IMG_0020I never really bonded with her. With work and a big family, maybe I had too much going on in my life, I don’t know. She bonded with the girls though… and she ate quite a few of their toys. We took her to obedience classes. She failed. Nothing stuck. She still ate toys. She wouldn’t mind.

But she was always sweet to the girls and never, ever growled or snapped at them or their friends. Besides the typical puppy stuff, we discovered that she was obsessed with the game of fetch. That dog would knock over anything and everything in pursuit of a tennis ball. In fact, we had to ban them from the house because she crashed into children over a ball more than once. When she was a puppy, that wasn’t a big deal. When she grew to a 90-pound menace, running over kids became a problem.

Her back legs began to wear down early in her life. She struggled mightily when it got cold. Over the past year, a knot began swelling at her shoulder. The vet said it was bursitis, but things began to turn. She was getting old, slowing down and we knew the time was coming to make a decision – the worst decision a pet-owner has to make. When she stopped eating, it became obvious. A Saturday appointment was made.
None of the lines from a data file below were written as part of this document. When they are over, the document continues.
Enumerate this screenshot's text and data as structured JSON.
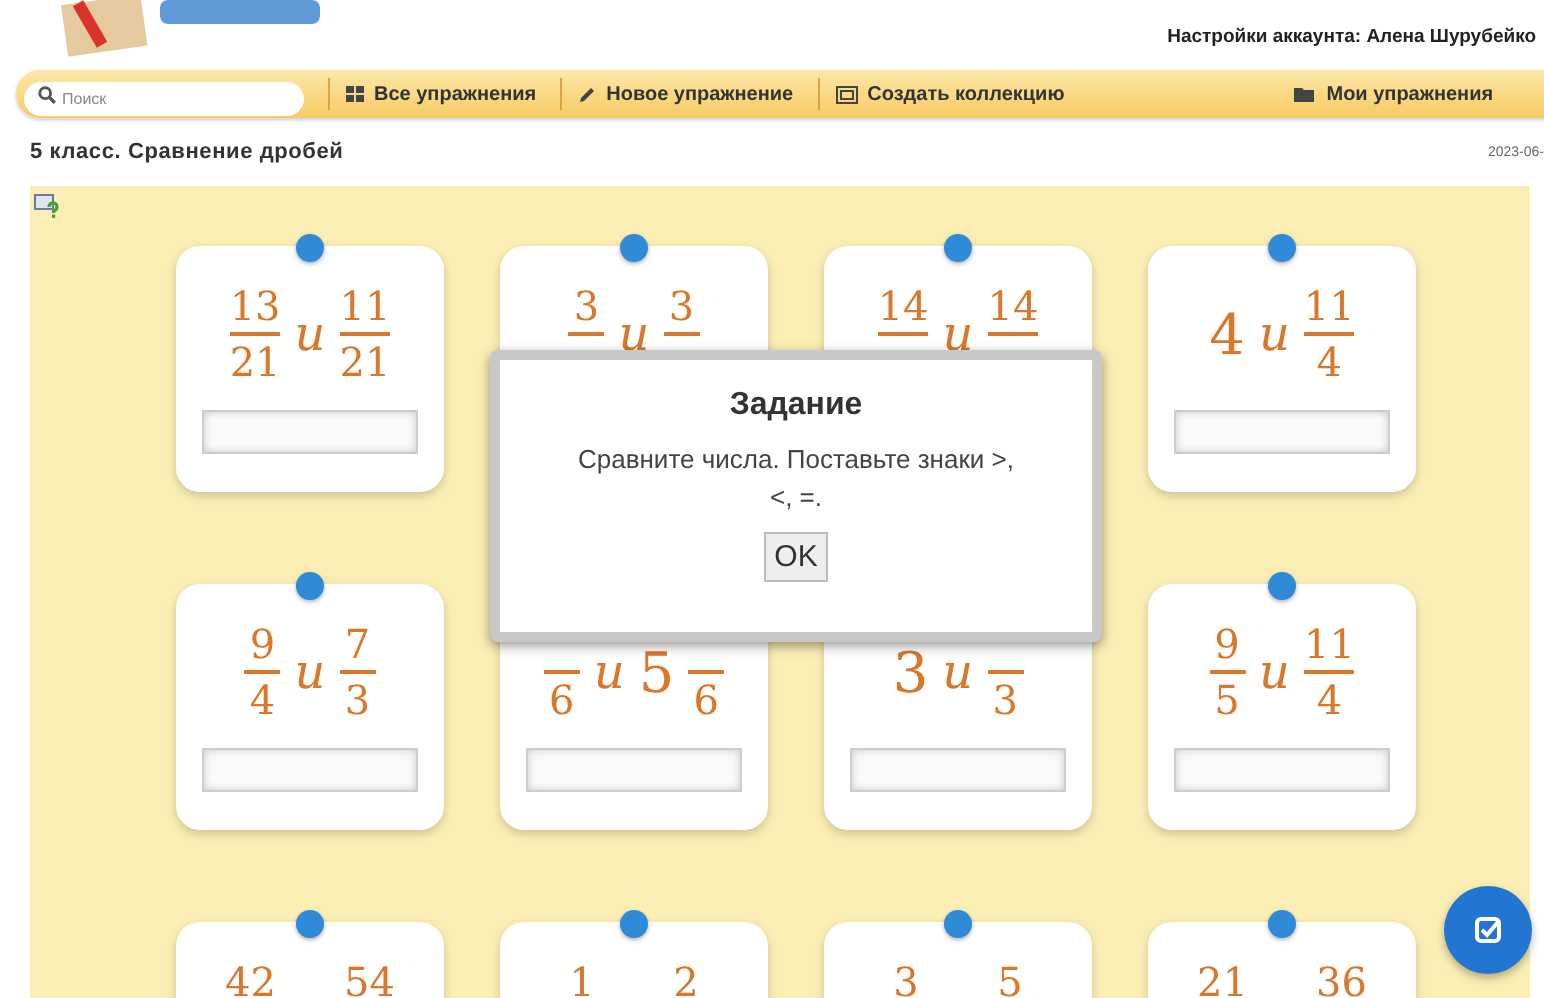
{
  "account": {
    "label": "Настройки аккаунта: Алена Шурубейко"
  },
  "nav": {
    "search_placeholder": "Поиск",
    "items": [
      {
        "kind": "grid",
        "label": "Все упражнения"
      },
      {
        "kind": "pencil",
        "label": "Новое упражнение"
      },
      {
        "kind": "collection",
        "label": "Создать коллекцию"
      },
      {
        "kind": "folder",
        "label": "Мои упражнения"
      }
    ]
  },
  "page": {
    "title": "5 класс. Сравнение дробей",
    "date": "2023-06-"
  },
  "cards": [
    {
      "connector": "и",
      "field": true,
      "terms": [
        {
          "num": "13",
          "den": "21"
        },
        {
          "num": "11",
          "den": "21"
        }
      ]
    },
    {
      "connector": "и",
      "field": false,
      "terms": [
        {
          "num": "3"
        },
        {
          "num": "3"
        }
      ]
    },
    {
      "connector": "и",
      "field": false,
      "terms": [
        {
          "num": "14"
        },
        {
          "num": "14"
        }
      ]
    },
    {
      "connector": "и",
      "field": true,
      "terms": [
        {
          "whole": "4"
        },
        {
          "num": "11",
          "den": "4"
        }
      ]
    },
    {
      "connector": "и",
      "field": true,
      "terms": [
        {
          "num": "9",
          "den": "4"
        },
        {
          "num": "7",
          "den": "3"
        }
      ]
    },
    {
      "connector": "и",
      "field": true,
      "terms": [
        {
          "den": "6"
        },
        {
          "whole": "5",
          "den": "6"
        }
      ]
    },
    {
      "connector": "и",
      "field": true,
      "terms": [
        {
          "whole": "3"
        },
        {
          "den": "3"
        }
      ]
    },
    {
      "connector": "и",
      "field": true,
      "terms": [
        {
          "num": "9",
          "den": "5"
        },
        {
          "num": "11",
          "den": "4"
        }
      ]
    },
    {
      "field": false,
      "terms": [
        {
          "num": "42"
        },
        {
          "num": "54"
        }
      ]
    },
    {
      "field": false,
      "terms": [
        {
          "num": "1"
        },
        {
          "num": "2"
        }
      ]
    },
    {
      "field": false,
      "terms": [
        {
          "num": "3"
        },
        {
          "num": "5"
        }
      ]
    },
    {
      "field": false,
      "terms": [
        {
          "num": "21"
        },
        {
          "num": "36"
        }
      ]
    }
  ],
  "dialog": {
    "title": "Задание",
    "message": "Сравните числа. Поставьте знаки >, <, =.",
    "button": "OK"
  }
}
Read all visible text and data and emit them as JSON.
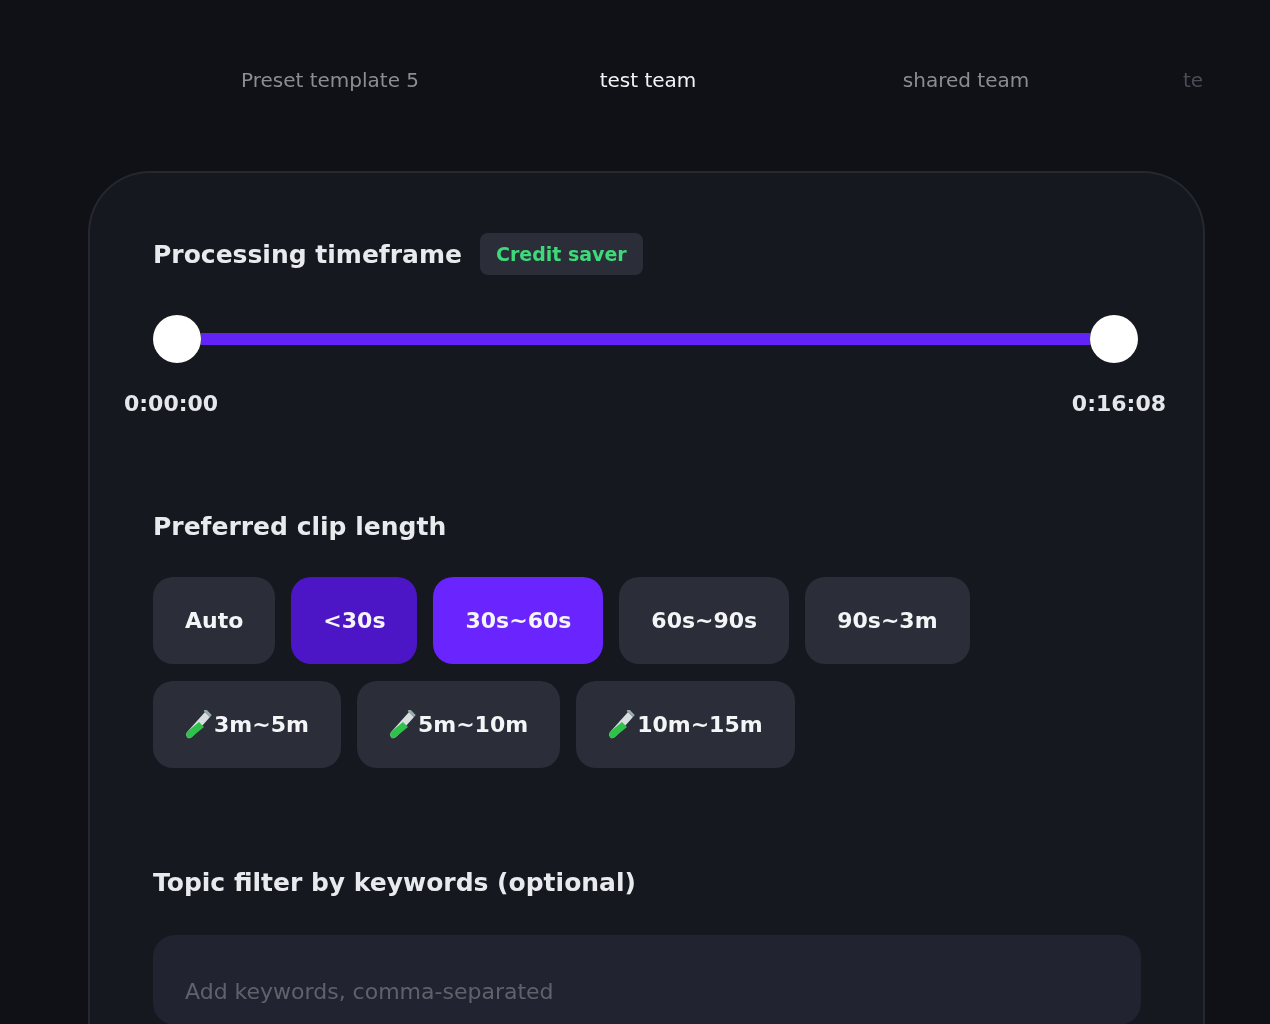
{
  "tabs": [
    {
      "label": "Preset template 5",
      "selected": false,
      "faded": false
    },
    {
      "label": "test team",
      "selected": true,
      "faded": false
    },
    {
      "label": "shared team",
      "selected": false,
      "faded": false
    },
    {
      "label": "te",
      "selected": false,
      "faded": true
    }
  ],
  "timeframe": {
    "title": "Processing timeframe",
    "badge": "Credit saver",
    "start_time": "0:00:00",
    "end_time": "0:16:08"
  },
  "clip_length": {
    "title": "Preferred clip length",
    "options": [
      {
        "label": "Auto",
        "kind": "plain",
        "selected": false,
        "hovered": false
      },
      {
        "label": "<30s",
        "kind": "plain",
        "selected": false,
        "hovered": true
      },
      {
        "label": "30s~60s",
        "kind": "plain",
        "selected": true,
        "hovered": false
      },
      {
        "label": "60s~90s",
        "kind": "plain",
        "selected": false,
        "hovered": false
      },
      {
        "label": "90s~3m",
        "kind": "plain",
        "selected": false,
        "hovered": false
      },
      {
        "label": "3m~5m",
        "kind": "experimental",
        "selected": false,
        "hovered": false
      },
      {
        "label": "5m~10m",
        "kind": "experimental",
        "selected": false,
        "hovered": false
      },
      {
        "label": "10m~15m",
        "kind": "experimental",
        "selected": false,
        "hovered": false
      }
    ]
  },
  "topic_filter": {
    "title": "Topic filter by keywords (optional)",
    "placeholder": "Add keywords, comma-separated"
  }
}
We were in the den Friday and she began methodically licking her shoulder. Like I had for the past year, I told her to quit. But then it dawned on me – what does it matter now? She has less than 24 hours left.

Lick away, Misty.IMG_1422

That night, the girls all spent time with her. When they were little and we had company, Jenna and Kylie would forfeit their rooms for the guests and sleep on the floor with the dogs. They thought that was really cool – to sleep with the dogs. So Jenna decided to spend the night on the floor with her.

It dawned on me that Kylie would take the next shift.

We all piled in the little room at the animal hospital and saw her peacefully away.

I have a vivid picture of Kylie waiting with a tennis ball… smiling and calling her name. The first of her family to come home to her.

“Come here, Misty. Come home… good girl.”

Do all dogs go to heaven?

I don’t know. It’s a theological question too lofty for me. She wasn’t a great dog. I wasn’t a great owner, either. But she was loved and she loved my girls. She did her job here and had a good run – 14 years for a dog found playing in the road.

I think of the two of them running and jumping on perfect legs – bound by earthly maladies no more – and I find that I really hope dogs make it.

Have a good fetch, Misty. Take care of Kylie until we come home.